スペインでは消費者が規制あるいは自由化料金を選択するが、規制電気料金は既に約40%上昇している。使用量、卸料金抑制のため、6月から時間帯により小売り電気料金に差をつける制度が導入され、ランチタイム前後の4時間、夜の4時間の料金が高く設定される一方深夜の料金が安くなった。さらに、7月から電気料金の付加価値税を21%から10%に引き下げた。電気料金未払い家庭への供給停止を実施しないことも決定された。
9月中旬インタビューに応えたサンチェス首相は、今年末の電気料金をインフレを加味した上で18年レベルに抑制すると述べ、付加価値税減免の継続に加え7%の発電税を年末まで廃止、5.1%の電力税を0.5%まで引き下げることを発表した。首相は電力会社が不当な利益を上げているとして、電力会社の利益に課税し、その額を消費者に還元するとも発表したが、電力会社は市場への介入を許さないとして強く反発している。
ギリシャ政府は、1億5000万ユーロを投入し、大多数の家庭に補助金を支出する計画を発表した。フランス政府も貧困家庭に100ユーロのエネルギークーポン配布を決めた。各国政府は消費者が負担する料金抑制に努めている。そんな中で、ポーランド・モラヴィエツキ首相は「ECの気候変動政策と高騰しているポーランドの電気料金には密接な関係がある」とECを非難している。ECが進めた脱炭素政策が排出枠価格を上昇させ、同国の主電源である石炭火力発電のコストを上昇させたからだ。
脱石炭がもたらした天然ガス依存
20年のEU27カ国の電源別発電量は、原子力25%、天然ガス火力20%、石炭・褐炭火力13%、風力14%、水力13%、太陽光5%となっている(図-4)。脱炭素政策を受けEU27カ国合計では、石炭、褐炭火力からの発電量が減少している。風力、太陽光発電が伸びているが、石炭、褐炭火力の減少分を再エネからの発電量では埋めることができず、落ち込み分の約半分は天然ガス火力の発電量増によりカバーしている(図-5)。

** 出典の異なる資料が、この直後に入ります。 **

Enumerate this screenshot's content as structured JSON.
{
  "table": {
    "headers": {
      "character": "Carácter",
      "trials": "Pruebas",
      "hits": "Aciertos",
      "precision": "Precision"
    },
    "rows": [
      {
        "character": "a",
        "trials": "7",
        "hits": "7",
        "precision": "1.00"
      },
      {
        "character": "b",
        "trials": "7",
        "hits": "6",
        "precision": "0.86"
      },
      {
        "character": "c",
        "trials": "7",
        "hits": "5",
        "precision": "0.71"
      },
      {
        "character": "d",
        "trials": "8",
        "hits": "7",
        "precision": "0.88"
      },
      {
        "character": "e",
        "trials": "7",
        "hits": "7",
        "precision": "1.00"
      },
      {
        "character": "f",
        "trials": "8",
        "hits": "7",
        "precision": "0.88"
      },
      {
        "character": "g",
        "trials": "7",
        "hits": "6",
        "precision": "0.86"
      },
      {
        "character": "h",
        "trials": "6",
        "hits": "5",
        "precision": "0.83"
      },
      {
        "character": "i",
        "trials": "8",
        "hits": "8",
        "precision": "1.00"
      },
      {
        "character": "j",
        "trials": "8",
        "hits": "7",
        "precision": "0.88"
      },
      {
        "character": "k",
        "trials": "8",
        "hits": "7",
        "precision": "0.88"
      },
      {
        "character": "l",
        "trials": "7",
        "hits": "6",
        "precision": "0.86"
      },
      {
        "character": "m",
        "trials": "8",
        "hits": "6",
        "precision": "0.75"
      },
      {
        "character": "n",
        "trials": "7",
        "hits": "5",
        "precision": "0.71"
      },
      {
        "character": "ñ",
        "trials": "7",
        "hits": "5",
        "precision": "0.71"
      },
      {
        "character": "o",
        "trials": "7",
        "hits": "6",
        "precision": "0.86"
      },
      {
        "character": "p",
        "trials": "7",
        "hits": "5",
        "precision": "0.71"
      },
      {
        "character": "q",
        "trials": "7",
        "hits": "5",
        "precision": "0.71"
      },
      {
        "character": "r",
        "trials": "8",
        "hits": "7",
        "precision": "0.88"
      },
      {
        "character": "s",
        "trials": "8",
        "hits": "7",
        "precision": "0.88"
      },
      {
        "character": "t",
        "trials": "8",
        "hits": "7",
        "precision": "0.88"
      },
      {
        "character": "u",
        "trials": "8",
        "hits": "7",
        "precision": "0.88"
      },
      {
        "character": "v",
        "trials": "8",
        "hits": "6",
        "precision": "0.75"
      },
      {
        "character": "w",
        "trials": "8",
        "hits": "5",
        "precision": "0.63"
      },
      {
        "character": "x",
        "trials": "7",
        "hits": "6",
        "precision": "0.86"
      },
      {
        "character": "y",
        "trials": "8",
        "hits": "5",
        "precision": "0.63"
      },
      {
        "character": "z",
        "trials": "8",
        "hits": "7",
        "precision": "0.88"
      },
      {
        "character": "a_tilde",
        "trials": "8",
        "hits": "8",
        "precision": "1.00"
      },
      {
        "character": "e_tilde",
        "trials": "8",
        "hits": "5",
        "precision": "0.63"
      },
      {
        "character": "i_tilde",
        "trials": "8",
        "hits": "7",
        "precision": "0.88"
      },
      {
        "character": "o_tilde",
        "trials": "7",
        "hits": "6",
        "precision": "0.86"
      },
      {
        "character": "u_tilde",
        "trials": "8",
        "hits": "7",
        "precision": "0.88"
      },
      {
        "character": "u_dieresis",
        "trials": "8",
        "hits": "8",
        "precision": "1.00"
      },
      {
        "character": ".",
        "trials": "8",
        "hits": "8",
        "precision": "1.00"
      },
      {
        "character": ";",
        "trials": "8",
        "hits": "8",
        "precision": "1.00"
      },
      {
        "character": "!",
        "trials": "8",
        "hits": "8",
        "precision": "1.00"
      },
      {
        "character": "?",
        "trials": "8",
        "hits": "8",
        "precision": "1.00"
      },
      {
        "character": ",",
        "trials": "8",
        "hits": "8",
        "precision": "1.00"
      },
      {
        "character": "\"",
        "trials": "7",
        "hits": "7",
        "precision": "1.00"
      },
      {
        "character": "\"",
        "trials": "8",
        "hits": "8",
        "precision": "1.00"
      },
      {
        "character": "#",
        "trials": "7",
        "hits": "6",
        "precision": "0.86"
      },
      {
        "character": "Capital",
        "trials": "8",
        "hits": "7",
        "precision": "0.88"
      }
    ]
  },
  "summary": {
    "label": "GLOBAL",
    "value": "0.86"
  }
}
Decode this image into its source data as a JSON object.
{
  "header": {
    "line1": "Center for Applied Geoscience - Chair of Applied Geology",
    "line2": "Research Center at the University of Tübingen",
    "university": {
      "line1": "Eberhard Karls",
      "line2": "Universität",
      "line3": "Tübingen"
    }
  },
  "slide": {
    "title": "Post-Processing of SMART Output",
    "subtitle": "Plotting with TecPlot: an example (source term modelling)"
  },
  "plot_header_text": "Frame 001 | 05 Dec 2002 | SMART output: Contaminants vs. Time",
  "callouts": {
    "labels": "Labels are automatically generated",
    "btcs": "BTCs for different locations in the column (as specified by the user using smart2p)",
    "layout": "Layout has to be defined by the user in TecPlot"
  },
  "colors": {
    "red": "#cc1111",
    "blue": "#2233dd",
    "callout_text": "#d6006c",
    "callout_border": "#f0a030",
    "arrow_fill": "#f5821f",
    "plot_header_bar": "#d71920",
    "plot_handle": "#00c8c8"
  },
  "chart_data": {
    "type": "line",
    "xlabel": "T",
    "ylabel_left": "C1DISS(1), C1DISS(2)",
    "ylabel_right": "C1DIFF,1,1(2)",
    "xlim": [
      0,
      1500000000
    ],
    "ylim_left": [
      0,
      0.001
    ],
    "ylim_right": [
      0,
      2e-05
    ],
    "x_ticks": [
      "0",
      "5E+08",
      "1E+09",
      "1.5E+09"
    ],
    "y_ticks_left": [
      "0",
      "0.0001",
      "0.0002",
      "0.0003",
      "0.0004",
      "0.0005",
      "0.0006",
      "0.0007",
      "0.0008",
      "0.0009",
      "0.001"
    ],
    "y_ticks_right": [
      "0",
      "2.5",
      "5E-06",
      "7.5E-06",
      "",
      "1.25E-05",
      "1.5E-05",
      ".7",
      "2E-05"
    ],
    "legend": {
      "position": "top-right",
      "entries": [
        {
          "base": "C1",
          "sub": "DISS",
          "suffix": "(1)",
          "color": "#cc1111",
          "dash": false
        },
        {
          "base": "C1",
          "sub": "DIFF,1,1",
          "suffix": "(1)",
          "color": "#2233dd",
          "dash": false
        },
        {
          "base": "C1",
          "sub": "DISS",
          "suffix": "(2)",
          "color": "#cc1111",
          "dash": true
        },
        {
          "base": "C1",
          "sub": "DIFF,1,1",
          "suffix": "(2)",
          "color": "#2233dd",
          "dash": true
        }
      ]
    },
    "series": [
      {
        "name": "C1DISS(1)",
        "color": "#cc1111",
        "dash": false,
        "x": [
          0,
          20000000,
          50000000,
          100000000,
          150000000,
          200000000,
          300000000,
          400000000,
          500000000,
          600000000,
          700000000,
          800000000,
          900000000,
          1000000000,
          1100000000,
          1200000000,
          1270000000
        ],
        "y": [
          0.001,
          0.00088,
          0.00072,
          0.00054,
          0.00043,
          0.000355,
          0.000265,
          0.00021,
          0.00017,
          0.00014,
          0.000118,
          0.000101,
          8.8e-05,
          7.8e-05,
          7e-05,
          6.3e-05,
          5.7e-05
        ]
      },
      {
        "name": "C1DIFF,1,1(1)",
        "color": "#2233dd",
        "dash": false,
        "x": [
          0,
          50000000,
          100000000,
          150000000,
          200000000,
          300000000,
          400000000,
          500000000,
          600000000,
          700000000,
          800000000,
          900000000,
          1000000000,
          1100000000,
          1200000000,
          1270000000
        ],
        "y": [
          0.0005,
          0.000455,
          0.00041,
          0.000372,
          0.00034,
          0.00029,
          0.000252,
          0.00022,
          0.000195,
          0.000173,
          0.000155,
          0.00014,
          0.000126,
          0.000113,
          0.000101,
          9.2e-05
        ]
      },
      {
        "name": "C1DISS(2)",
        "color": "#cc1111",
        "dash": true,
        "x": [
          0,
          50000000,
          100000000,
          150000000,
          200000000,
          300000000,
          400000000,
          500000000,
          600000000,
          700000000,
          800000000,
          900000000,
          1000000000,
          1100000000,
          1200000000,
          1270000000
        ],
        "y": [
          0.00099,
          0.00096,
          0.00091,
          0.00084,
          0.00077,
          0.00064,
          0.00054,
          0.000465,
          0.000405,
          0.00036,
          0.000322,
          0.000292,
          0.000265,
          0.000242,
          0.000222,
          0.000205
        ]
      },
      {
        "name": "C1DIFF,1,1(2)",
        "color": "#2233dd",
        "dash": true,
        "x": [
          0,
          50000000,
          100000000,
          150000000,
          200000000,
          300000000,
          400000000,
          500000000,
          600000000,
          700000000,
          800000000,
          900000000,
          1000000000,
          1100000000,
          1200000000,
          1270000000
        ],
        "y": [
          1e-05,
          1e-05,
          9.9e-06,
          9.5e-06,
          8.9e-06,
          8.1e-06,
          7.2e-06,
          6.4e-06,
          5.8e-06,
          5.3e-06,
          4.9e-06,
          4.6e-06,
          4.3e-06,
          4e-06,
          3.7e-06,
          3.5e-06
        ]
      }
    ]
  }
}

EU全体では石炭・褐炭火力からの発電量は大きく減少しているが、国により石炭火力減少のスピードは大きく異なっている。簡単に言えば、石炭火力からの発電量を急速に削減した西側主要国に対し、依然として石炭火力への依存が高く削減スピードが緩やかな中東欧諸国の形になっている。電気料金上昇を回避したい中東欧諸国は簡単に石炭火力を廃止できない。
さらに、ポーランドなどは国内の石炭産業の雇用維持の問題もある。図-6が、いくつかの国の石炭・褐炭火力発電量の推移を示している。発電量が大きいので図には示していないが、国内に褐炭炭鉱を抱えるドイツは、雇用維持の観点から依然として褐炭による大きな発電量を維持しているが、それでも石炭火力からの発電量は急減している。他の西側諸国も押しなべて急速な「石炭離れ」を進めた。